Michael E. Gruen's avatar image.

I founded The New York Burger Appreciation Society and eat ~8 lbs of burgers a week.

My name is Michael E. Gruen, and in between meals, I'm a data-driven technologist living in NYC, stationed at Work Market.

Anonymous profile image
  • How do you source and vet data that's purposeful to your projects?

    Do you have methods of both finding data and determining what data should be analyzed for various projects?

    Michael E. Gruen's avatar image.

    Good analysis relies on good data, and methods for determining what data is useful depends on the questions. Since I'm usually operating on data internal to an organization, sourcing is fairly straightforward.

    Externally-focused projects are more tricky.

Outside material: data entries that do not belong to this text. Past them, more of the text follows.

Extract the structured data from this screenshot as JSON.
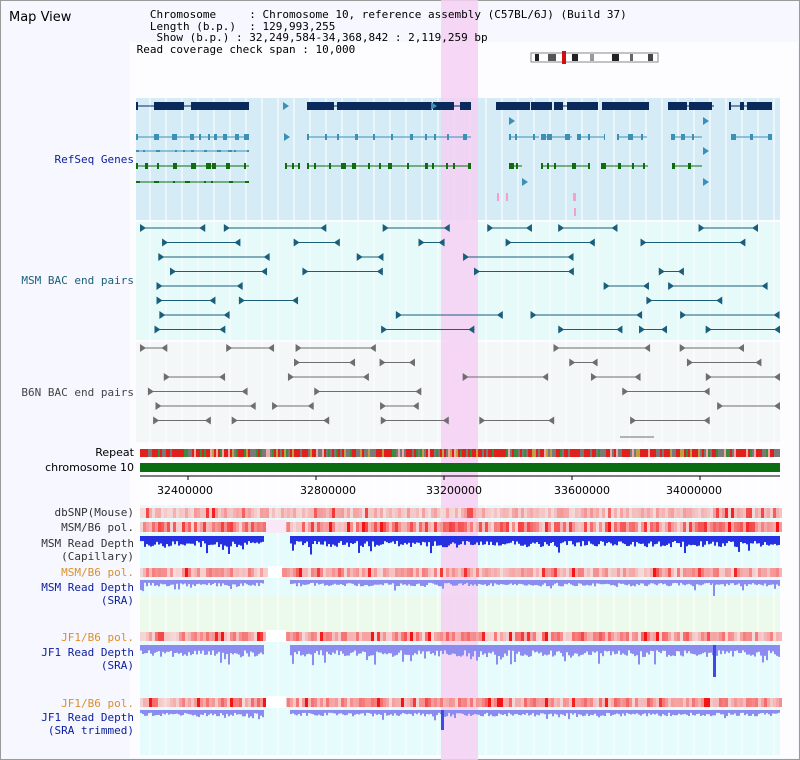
{
  "app": {
    "title": "Map View"
  },
  "header": {
    "chromosome_key": "Chromosome",
    "chromosome_val": "Chromosome 10, reference assembly (C57BL/6J) (Build 37)",
    "length_key": "Length (b.p.)",
    "length_val": "129,993,255",
    "show_key": "Show (b.p.)",
    "show_val": "32,249,584-34,368,842 : 2,119,259 bp",
    "span_key": "Read coverage check span",
    "span_val": "10,000"
  },
  "tracks": {
    "refseq": "RefSeq Genes",
    "msm_bac": "MSM BAC end pairs",
    "b6n_bac": "B6N BAC end pairs",
    "repeat": "Repeat",
    "chromosome": "chromosome 10",
    "dbsnp": "dbSNP(Mouse)",
    "msm_pol": "MSM/B6 pol.",
    "msm_depth_cap_1": "MSM Read Depth",
    "msm_depth_cap_2": "(Capillary)",
    "msm_pol_sra": "MSM/B6 pol.",
    "msm_depth_sra_1": "MSM Read Depth",
    "msm_depth_sra_2": "(SRA)",
    "jf1_pol": "JF1/B6 pol.",
    "jf1_depth_1": "JF1 Read Depth",
    "jf1_depth_2": "(SRA)",
    "jf1_pol_trim": "JF1/B6 pol.",
    "jf1_trim_1": "JF1 Read Depth",
    "jf1_trim_2": "(SRA trimmed)"
  },
  "axis": {
    "ticks": [
      "32400000",
      "32800000",
      "33200000",
      "33600000",
      "34000000"
    ]
  },
  "colors": {
    "refseq_bg": "#d5ecf7",
    "bac_bg": "#e6fafa",
    "highlight": "#f5d0f3",
    "gene_dark": "#0b2a5c",
    "gene_mid": "#3c8fb5",
    "gene_green": "#0f6d10",
    "bac_color": "#1b5e7a",
    "b6n_color": "#6e6e6e",
    "label_blue": "#0a1e9c",
    "label_orange": "#d8902a",
    "depth_blue": "#2530e0",
    "depth_light": "#8c8cf0"
  }
}
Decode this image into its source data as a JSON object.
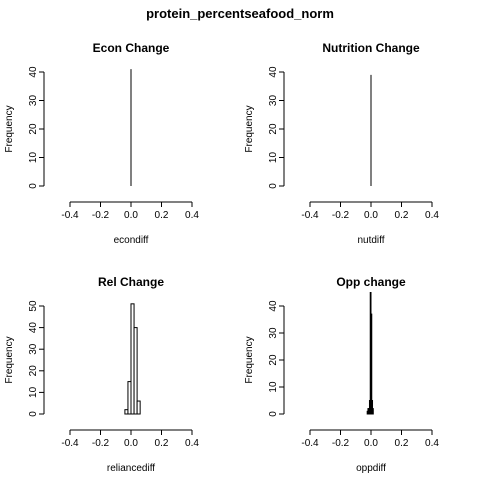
{
  "figure_title": "protein_percentseafood_norm",
  "chart_data": [
    {
      "type": "bar",
      "title": "Econ Change",
      "xlabel": "econdiff",
      "ylabel": "Frequency",
      "xlim": [
        -0.5,
        0.5
      ],
      "ylim": [
        0,
        42
      ],
      "xticks": [
        -0.4,
        -0.2,
        0.0,
        0.2,
        0.4
      ],
      "xtick_labels": [
        "-0.4",
        "-0.2",
        "0.0",
        "0.2",
        "0.4"
      ],
      "yticks": [
        0,
        10,
        20,
        30,
        40
      ],
      "ytick_labels": [
        "0",
        "10",
        "20",
        "30",
        "40"
      ],
      "bins": [
        {
          "x0": 0.0,
          "x1": 0.0,
          "count": 41
        }
      ]
    },
    {
      "type": "bar",
      "title": "Nutrition Change",
      "xlabel": "nutdiff",
      "ylabel": "Frequency",
      "xlim": [
        -0.5,
        0.5
      ],
      "ylim": [
        0,
        42
      ],
      "xticks": [
        -0.4,
        -0.2,
        0.0,
        0.2,
        0.4
      ],
      "xtick_labels": [
        "-0.4",
        "-0.2",
        "0.0",
        "0.2",
        "0.4"
      ],
      "yticks": [
        0,
        10,
        20,
        30,
        40
      ],
      "ytick_labels": [
        "0",
        "10",
        "20",
        "30",
        "40"
      ],
      "bins": [
        {
          "x0": 0.0,
          "x1": 0.0,
          "count": 39
        }
      ]
    },
    {
      "type": "bar",
      "title": "Rel Change",
      "xlabel": "reliancediff",
      "ylabel": "Frequency",
      "xlim": [
        -0.5,
        0.5
      ],
      "ylim": [
        0,
        53
      ],
      "xticks": [
        -0.4,
        -0.2,
        0.0,
        0.2,
        0.4
      ],
      "xtick_labels": [
        "-0.4",
        "-0.2",
        "0.0",
        "0.2",
        "0.4"
      ],
      "yticks": [
        0,
        10,
        20,
        30,
        40,
        50
      ],
      "ytick_labels": [
        "0",
        "10",
        "20",
        "30",
        "40",
        "50"
      ],
      "bins": [
        {
          "x0": -0.04,
          "x1": -0.02,
          "count": 2
        },
        {
          "x0": -0.02,
          "x1": 0.0,
          "count": 15
        },
        {
          "x0": 0.0,
          "x1": 0.02,
          "count": 51
        },
        {
          "x0": 0.02,
          "x1": 0.04,
          "count": 40
        },
        {
          "x0": 0.04,
          "x1": 0.06,
          "count": 6
        }
      ]
    },
    {
      "type": "bar",
      "title": "Opp change",
      "xlabel": "oppdiff",
      "ylabel": "Frequency",
      "xlim": [
        -0.5,
        0.5
      ],
      "ylim": [
        0,
        47
      ],
      "xticks": [
        -0.4,
        -0.2,
        0.0,
        0.2,
        0.4
      ],
      "xtick_labels": [
        "-0.4",
        "-0.2",
        "0.0",
        "0.2",
        "0.4"
      ],
      "yticks": [
        0,
        10,
        20,
        30,
        40
      ],
      "ytick_labels": [
        "0",
        "10",
        "20",
        "30",
        "40"
      ],
      "bins": [
        {
          "x0": -0.025,
          "x1": -0.02,
          "count": 1
        },
        {
          "x0": -0.02,
          "x1": -0.015,
          "count": 2
        },
        {
          "x0": -0.015,
          "x1": -0.01,
          "count": 2
        },
        {
          "x0": -0.01,
          "x1": -0.005,
          "count": 5
        },
        {
          "x0": -0.005,
          "x1": 0.0,
          "count": 45
        },
        {
          "x0": 0.0,
          "x1": 0.005,
          "count": 37
        },
        {
          "x0": 0.005,
          "x1": 0.01,
          "count": 5
        },
        {
          "x0": 0.01,
          "x1": 0.015,
          "count": 2
        }
      ]
    }
  ]
}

    I like to start with large, widely-used data sets to get the macro picture. When munging it with new, unproven data, I can get to know what the normals are and can compare against that. For instance, if calculating the most popular routes with FAA flight data, I might also look at population densities to see if there are a whole lot of edges between major cities to validate/contextualize the flight data. (See also: https://xkcd.com/1138/)

    When the data doesn't line up, it might be because I've found an insight worth sharing. Or maybe (more often that not) it's a poor data set—but not always. Per the earlier example, if it's missing those major routes (e.g. LAX <> JFK), maybe it's small-plane flight data. Or, maybe it's just bad.

    In practice, though, unless I'm looking for something specific, I ditch data that refutes the normal. Yes, I'll miss stuff. But, you know, pragmatism.

    This is one of the reasons that data is hard.

    As for finding data, municipalities and government agencies have some great data sets, as does kaggle.com. Beyond that, internet searching is surprisingly fruitful and, using the aforementioned approach, it's usually easy to tell whether new data sets are worth further exploration.